Cytogenetics question 2 - waliid

[ArchivalUser]

A baby is born with the clinical characteristics of trisomy 21. C-banding is used to examine the chromosomes of the baby. The father has a C-banding polymorphism that distinguishes both his chromosome 21's from each other, and the mother's chromosome 21s as well. The mother's chromosome 21s cannot be distinguished by this banding technique. When the baby's chromosome 21s are examined in metaphase spreads three uniquely banded chromosomes are identified.
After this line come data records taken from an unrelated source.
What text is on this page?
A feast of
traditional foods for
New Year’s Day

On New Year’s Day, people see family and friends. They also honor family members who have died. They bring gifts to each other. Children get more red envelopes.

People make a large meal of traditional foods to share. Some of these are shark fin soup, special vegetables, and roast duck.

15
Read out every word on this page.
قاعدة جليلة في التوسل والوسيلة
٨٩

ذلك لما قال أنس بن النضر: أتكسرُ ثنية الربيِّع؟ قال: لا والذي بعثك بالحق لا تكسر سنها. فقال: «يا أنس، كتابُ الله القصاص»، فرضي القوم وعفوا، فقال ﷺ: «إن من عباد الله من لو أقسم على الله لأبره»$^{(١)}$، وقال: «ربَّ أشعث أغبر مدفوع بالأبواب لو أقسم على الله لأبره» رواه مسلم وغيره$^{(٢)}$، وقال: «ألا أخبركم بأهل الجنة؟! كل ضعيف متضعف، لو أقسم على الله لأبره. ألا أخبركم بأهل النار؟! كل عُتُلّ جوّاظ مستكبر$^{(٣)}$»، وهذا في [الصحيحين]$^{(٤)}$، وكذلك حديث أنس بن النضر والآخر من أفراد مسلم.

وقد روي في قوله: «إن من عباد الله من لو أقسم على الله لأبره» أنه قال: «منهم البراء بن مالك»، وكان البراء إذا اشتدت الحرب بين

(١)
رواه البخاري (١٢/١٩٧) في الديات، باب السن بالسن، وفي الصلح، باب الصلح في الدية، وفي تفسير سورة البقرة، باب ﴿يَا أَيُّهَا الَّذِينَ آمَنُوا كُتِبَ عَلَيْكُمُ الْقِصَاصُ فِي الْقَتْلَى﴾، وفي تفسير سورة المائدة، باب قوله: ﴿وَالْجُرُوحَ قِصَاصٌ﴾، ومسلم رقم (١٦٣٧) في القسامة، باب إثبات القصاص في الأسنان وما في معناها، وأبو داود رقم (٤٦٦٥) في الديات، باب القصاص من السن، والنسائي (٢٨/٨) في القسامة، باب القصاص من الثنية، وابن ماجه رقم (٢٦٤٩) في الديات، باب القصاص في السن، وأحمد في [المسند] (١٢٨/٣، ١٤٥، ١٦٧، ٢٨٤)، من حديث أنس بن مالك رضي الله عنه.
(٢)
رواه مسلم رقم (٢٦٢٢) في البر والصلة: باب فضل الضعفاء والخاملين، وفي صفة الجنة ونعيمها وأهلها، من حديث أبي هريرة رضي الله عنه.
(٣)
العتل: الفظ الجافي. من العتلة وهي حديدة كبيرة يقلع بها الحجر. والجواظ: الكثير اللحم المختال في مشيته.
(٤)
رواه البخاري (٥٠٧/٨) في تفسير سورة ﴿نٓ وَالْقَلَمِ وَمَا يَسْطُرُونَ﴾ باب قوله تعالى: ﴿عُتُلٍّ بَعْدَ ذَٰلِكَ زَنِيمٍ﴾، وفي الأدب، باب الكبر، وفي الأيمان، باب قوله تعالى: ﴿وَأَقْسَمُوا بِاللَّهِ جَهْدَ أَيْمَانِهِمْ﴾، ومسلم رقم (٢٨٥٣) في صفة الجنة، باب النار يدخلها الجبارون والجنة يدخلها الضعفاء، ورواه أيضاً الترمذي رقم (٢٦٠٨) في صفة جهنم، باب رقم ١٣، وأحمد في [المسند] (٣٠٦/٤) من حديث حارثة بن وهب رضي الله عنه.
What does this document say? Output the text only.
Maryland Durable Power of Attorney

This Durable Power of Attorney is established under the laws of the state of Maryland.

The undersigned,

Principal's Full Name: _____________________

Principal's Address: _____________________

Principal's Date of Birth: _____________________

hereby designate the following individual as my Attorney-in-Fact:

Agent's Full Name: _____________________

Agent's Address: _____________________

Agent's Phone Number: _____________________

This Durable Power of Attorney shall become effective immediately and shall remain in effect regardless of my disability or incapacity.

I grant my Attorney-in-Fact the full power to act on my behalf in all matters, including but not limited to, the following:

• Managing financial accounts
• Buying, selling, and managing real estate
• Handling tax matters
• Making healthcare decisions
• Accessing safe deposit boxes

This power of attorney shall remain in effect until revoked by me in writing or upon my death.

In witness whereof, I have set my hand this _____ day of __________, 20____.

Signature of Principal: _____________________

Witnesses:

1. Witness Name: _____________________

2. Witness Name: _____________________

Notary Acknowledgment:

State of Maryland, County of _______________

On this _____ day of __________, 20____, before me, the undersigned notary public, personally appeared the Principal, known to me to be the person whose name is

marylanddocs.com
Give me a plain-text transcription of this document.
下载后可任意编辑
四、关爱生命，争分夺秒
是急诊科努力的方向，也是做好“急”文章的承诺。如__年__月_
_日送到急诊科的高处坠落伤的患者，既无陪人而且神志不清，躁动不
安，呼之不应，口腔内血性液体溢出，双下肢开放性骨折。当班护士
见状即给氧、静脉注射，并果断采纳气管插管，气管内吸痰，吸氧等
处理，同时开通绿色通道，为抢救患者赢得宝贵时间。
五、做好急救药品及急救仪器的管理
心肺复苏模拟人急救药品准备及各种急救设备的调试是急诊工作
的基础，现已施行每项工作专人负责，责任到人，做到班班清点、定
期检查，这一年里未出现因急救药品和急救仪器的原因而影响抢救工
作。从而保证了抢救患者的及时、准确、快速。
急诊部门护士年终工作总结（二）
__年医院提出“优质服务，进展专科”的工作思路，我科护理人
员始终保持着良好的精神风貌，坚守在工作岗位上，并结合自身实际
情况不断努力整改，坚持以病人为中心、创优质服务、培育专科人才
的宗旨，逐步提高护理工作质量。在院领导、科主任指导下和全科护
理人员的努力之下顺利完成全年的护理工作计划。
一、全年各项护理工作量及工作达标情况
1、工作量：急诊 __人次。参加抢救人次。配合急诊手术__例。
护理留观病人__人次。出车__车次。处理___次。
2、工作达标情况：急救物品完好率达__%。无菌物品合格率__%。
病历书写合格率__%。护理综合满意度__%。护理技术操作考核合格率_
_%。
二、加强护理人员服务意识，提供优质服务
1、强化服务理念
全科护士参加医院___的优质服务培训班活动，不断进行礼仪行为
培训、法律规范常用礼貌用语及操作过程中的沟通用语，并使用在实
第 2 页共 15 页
This data indicates that the non-disjunction event occurred most likely in which ONE of the following?

A. Paternal meiosis I
B. Maternal meiosis I
C. Meiosis II of either parent
D. During mitosis during early embryogenesis
E. Cannot be determined from the data given

[ArchivalUser]

i think e?

[ArchivalUser]

paternal meiosis 2

[ArchivalUser]

amarah, there is no such option in the answer

A. Paternal meiosis I

[ArchivalUser]

A. is the answer

[ArchivalUser]

wallid/saonew can u pl explain??

[ArchivalUser]

The only way that the child could have three chromosomes 21s which are all distinguishable by C-banding is to have inherited two from the father, and one from the mother (remember, mother's chromosome 21s cannot be distinguished by this banding technique). Thus non-disjunction must have occured paternal line. Inorder for the father
to contain two different chromosomes 21s the non-disjunction event would have to occure meiosis I. If it had occured in meiosis II, then themost likelly the father would have donated two identical chromosomes 21s which would not distigushable by the C-banding.